The graphics card in my Macbook Pro allows me to crank up the graphics to High settings. Even though there’s another setting higher (Ultra), the fact that I can lose myself in the game’s environment at the lower graphical setting is a testament to the artists and developers as well as the technical prowess of their game engine.

Really, though, Elder Scrolls Online is a World Of Warcraft-style MMO that I want to spend time in. The mechanics of motion and questing (at least at first) will be familiar to any WoW player, with various movement keys on the keyboard and hot-keys for spells and potions. The difference here is that Elder Scrolls Online brings the action-RPG elements from it’s earlier iterations in Skyrim and Oblivion, making the mouse more important than it is in typical MMOs, the battles more active. You have to move around to avoid getting hit, clicking like crazy on your mouse right and left buttons (seriously, get a double-button mouse, already) just to stay alive in early fights. When you die, and you probably will more than once, you’ll go to a special Wayshrine to reincorporate, which also doubles as a fast travel system.
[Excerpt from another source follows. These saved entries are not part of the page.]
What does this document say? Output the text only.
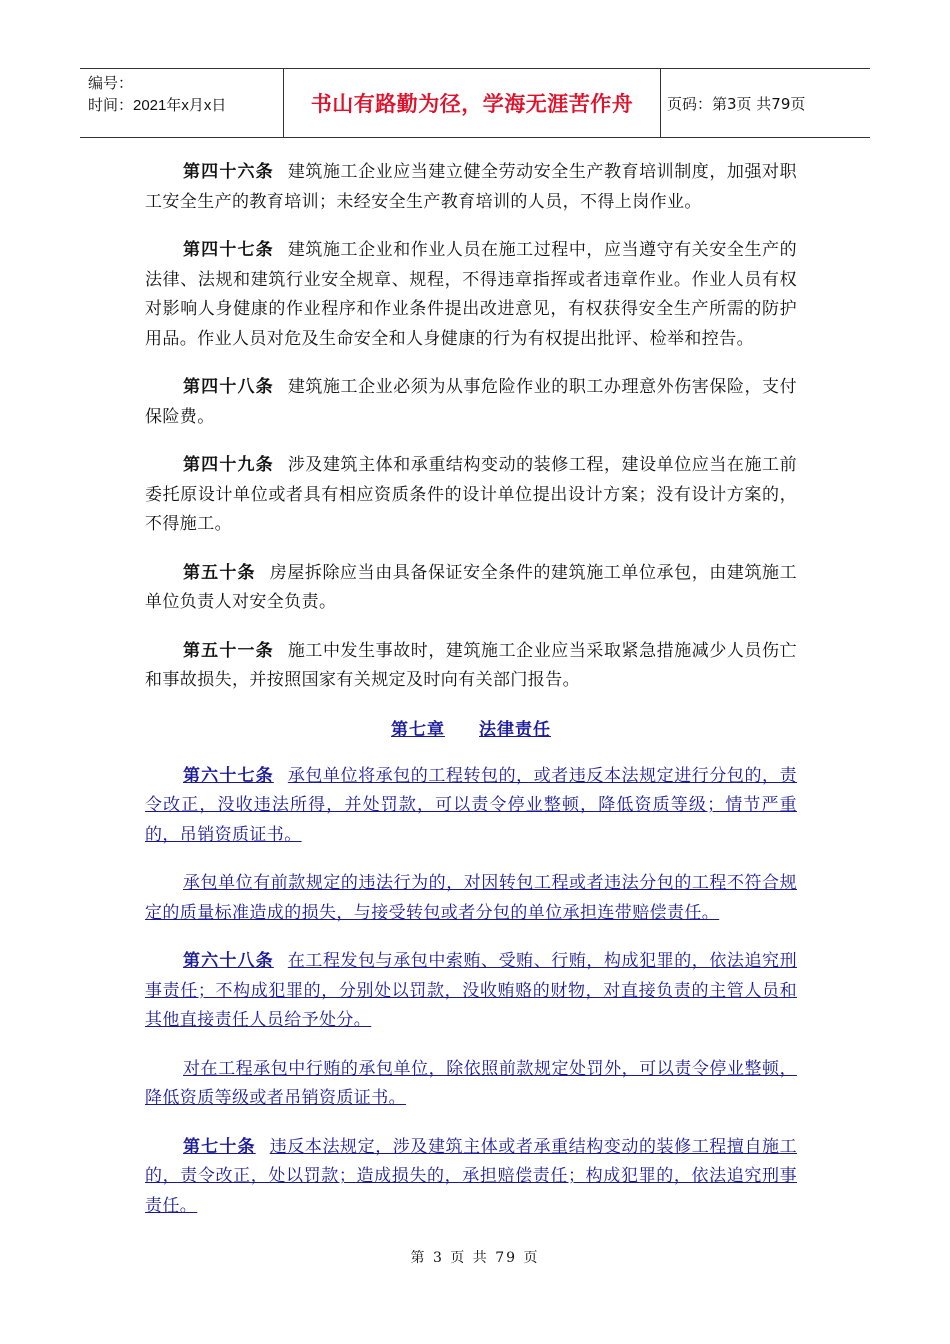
编号：
时间：2021年x月x日	书山有路勤为径，学海无涯苦作舟 页码：第3页 共79页

第四十六条 建筑施工企业应当建立健全劳动安全生产教育培训制度，加强对职工安全生产的教育培训；未经安全生产教育培训的人员，不得上岗作业。

第四十七条 建筑施工企业和作业人员在施工过程中，应当遵守有关安全生产的法律、法规和建筑行业安全规章、规程，不得违章指挥或者违章作业。作业人员有权对影响人身健康的作业程序和作业条件提出改进意见，有权获得安全生产所需的防护用品。作业人员对危及生命安全和人身健康的行为有权提出批评、检举和控告。

第四十八条 建筑施工企业必须为从事危险作业的职工办理意外伤害保险，支付保险费。

第四十九条 涉及建筑主体和承重结构变动的装修工程，建设单位应当在施工前委托原设计单位或者具有相应资质条件的设计单位提出设计方案；没有设计方案的，不得施工。

第五十条 房屋拆除应当由具备保证安全条件的建筑施工单位承包，由建筑施工单位负责人对安全负责。

第五十一条 施工中发生事故时，建筑施工企业应当采取紧急措施减少人员伤亡和事故损失，并按照国家有关规定及时向有关部门报告。

第七章 法律责任

第六十七条 承包单位将承包的工程转包的，或者违反本法规定进行分包的，责令改正，没收违法所得，并处罚款，可以责令停业整顿，降低资质等级；情节严重的，吊销资质证书。

承包单位有前款规定的违法行为的，对因转包工程或者违法分包的工程不符合规定的质量标准造成的损失，与接受转包或者分包的单位承担连带赔偿责任。

第六十八条 在工程发包与承包中索贿、受贿、行贿，构成犯罪的，依法追究刑事责任；不构成犯罪的，分别处以罚款，没收贿赂的财物，对直接负责的主管人员和其他直接责任人员给予处分。

对在工程承包中行贿的承包单位，除依照前款规定处罚外，可以责令停业整顿，降低资质等级或者吊销资质证书。

第七十条 违反本法规定，涉及建筑主体或者承重结构变动的装修工程擅自施工的，责令改正，处以罚款；造成损失的，承担赔偿责任；构成犯罪的，依法追究刑事责任。

第 3 页 共 79 页
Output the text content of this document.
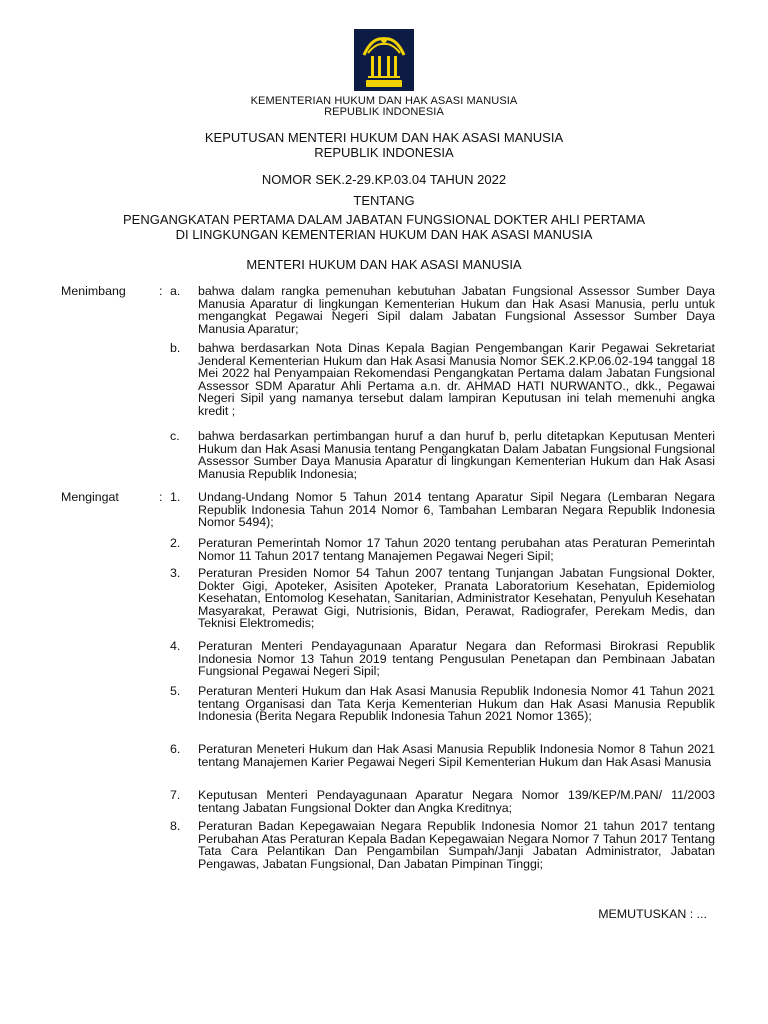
KEMENTERIAN HUKUM DAN HAK ASASI MANUSIA
REPUBLIK INDONESIA
KEPUTUSAN MENTERI HUKUM DAN HAK ASASI MANUSIA
REPUBLIK INDONESIA
NOMOR SEK.2-29.KP.03.04 TAHUN 2022
TENTANG
PENGANGKATAN PERTAMA DALAM JABATAN FUNGSIONAL DOKTER AHLI PERTAMA
DI LINGKUNGAN KEMENTERIAN HUKUM DAN HAK ASASI MANUSIA
MENTERI HUKUM DAN HAK ASASI MANUSIA
Menimbang	: a. bahwa dalam rangka pemenuhan kebutuhan Jabatan Fungsional Assessor Sumber Daya Manusia Aparatur di lingkungan Kementerian Hukum dan Hak Asasi Manusia, perlu untuk mengangkat Pegawai Negeri Sipil dalam Jabatan Fungsional Assessor Sumber Daya Manusia Aparatur;
b. bahwa berdasarkan Nota Dinas Kepala Bagian Pengembangan Karir Pegawai Sekretariat Jenderal Kementerian Hukum dan Hak Asasi Manusia Nomor SEK.2.KP.06.02-194 tanggal 18 Mei 2022 hal Penyampaian Rekomendasi Pengangkatan Pertama dalam Jabatan Fungsional Assessor SDM Aparatur Ahli Pertama a.n. dr. AHMAD HATI NURWANTO., dkk., Pegawai Negeri Sipil yang namanya tersebut dalam lampiran Keputusan ini telah memenuhi angka kredit ;
c. bahwa berdasarkan pertimbangan huruf a dan huruf b, perlu ditetapkan Keputusan Menteri Hukum dan Hak Asasi Manusia tentang Pengangkatan Dalam Jabatan Fungsional Fungsional Assessor Sumber Daya Manusia Aparatur di lingkungan Kementerian Hukum dan Hak Asasi Manusia Republik Indonesia;
Mengingat	: 1. Undang-Undang Nomor 5 Tahun 2014 tentang Aparatur Sipil Negara (Lembaran Negara Republik Indonesia Tahun 2014 Nomor 6, Tambahan Lembaran Negara Republik Indonesia Nomor 5494);
2. Peraturan Pemerintah Nomor 17 Tahun 2020 tentang perubahan atas Peraturan Pemerintah Nomor 11 Tahun 2017 tentang Manajemen Pegawai Negeri Sipil;
3. Peraturan Presiden Nomor 54 Tahun 2007 tentang Tunjangan Jabatan Fungsional Dokter, Dokter Gigi, Apoteker, Asisiten Apoteker, Pranata Laboratorium Kesehatan, Epidemiolog Kesehatan, Entomolog Kesehatan, Sanitarian, Administrator Kesehatan, Penyuluh Kesehatan Masyarakat, Perawat Gigi, Nutrisionis, Bidan, Perawat, Radiografer, Perekam Medis, dan Teknisi Elektromedis;
4. Peraturan Menteri Pendayagunaan Aparatur Negara dan Reformasi Birokrasi Republik Indonesia Nomor 13 Tahun 2019 tentang Pengusulan Penetapan dan Pembinaan Jabatan Fungsional Pegawai Negeri Sipil;
5. Peraturan Menteri Hukum dan Hak Asasi Manusia Republik Indonesia Nomor 41 Tahun 2021 tentang Organisasi dan Tata Kerja Kementerian Hukum dan Hak Asasi Manusia Republik Indonesia (Berita Negara Republik Indonesia Tahun 2021 Nomor 1365);
6. Peraturan Meneteri Hukum dan Hak Asasi Manusia Republik Indonesia Nomor 8 Tahun 2021 tentang Manajemen Karier Pegawai Negeri Sipil Kementerian Hukum dan Hak Asasi Manusia
7. Keputusan Menteri Pendayagunaan Aparatur Negara Nomor 139/KEP/M.PAN/ 11/2003 tentang Jabatan Fungsional Dokter dan Angka Kreditnya;
8. Peraturan Badan Kepegawaian Negara Republik Indonesia Nomor 21 tahun 2017 tentang Perubahan Atas Peraturan Kepala Badan Kepegawaian Negara Nomor 7 Tahun 2017 Tentang Tata Cara Pelantikan Dan Pengambilan Sumpah/Janji Jabatan Administrator, Jabatan Pengawas, Jabatan Fungsional, Dan Jabatan Pimpinan Tinggi;
MEMUTUSKAN : ...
That? That's stairs from the backside. Send help.
That? That’s a staircase from the backside. Send help.

That’s not to say my immersion isn’t shaken by a few glitches and broken quests. There’s one early quest that asks me to find various injured sailors and give them some potion that I also have to run around and gather. Why the potion is just lying around on the sand, I’ll never know, but that’s not the point.

When I reached the final sailor and gave her the potion, she’s supposed to finish the quest so I can get my experience points, gold, and any good loot. This lady, though, just keeps looping through the conversation, thanking me for the potion, but never actually getting up. I gave her something like seven potions, even after logging out and back in of the game, restarting it, and so on until I gave up. A quick search online told me that yes, the quest was broken. Bummer.

Some of the visual glitches can be funny; the series has spawned its fair share of Fail Blogs. Some issues, though, require I drop into the games ‘/help’ system and report them as bugs, like the time I started to run up some stone stairs, only to find myself under them instead, with no way out. I could see lords and ladies standing around on the supposedly solid landing above, and through all the walls around me, but the game insisted that these walls I could see through were solid, so why should I be able to walk out of them? That’s just crazy-talk.

I was able to get out with a “/stuck” command that basically just killed me so I could resurrect at the nearest Wayshrine.

None of this ruins the game for me, though, as I keep jumping back in to play. The visuals alone are enough to keep me busy, for now. When I run out of obvious quests, I just start running around the area, out of the city, up and down roads and hills. This is a marked contrast to other MMOS I’ve played where I tend to log out when I run out of things to do.

The moon is starting to come out in-game, now, so I’m off to explore the night side of this lush world — I hope I don’t run into too many werewolves. Wish me luck.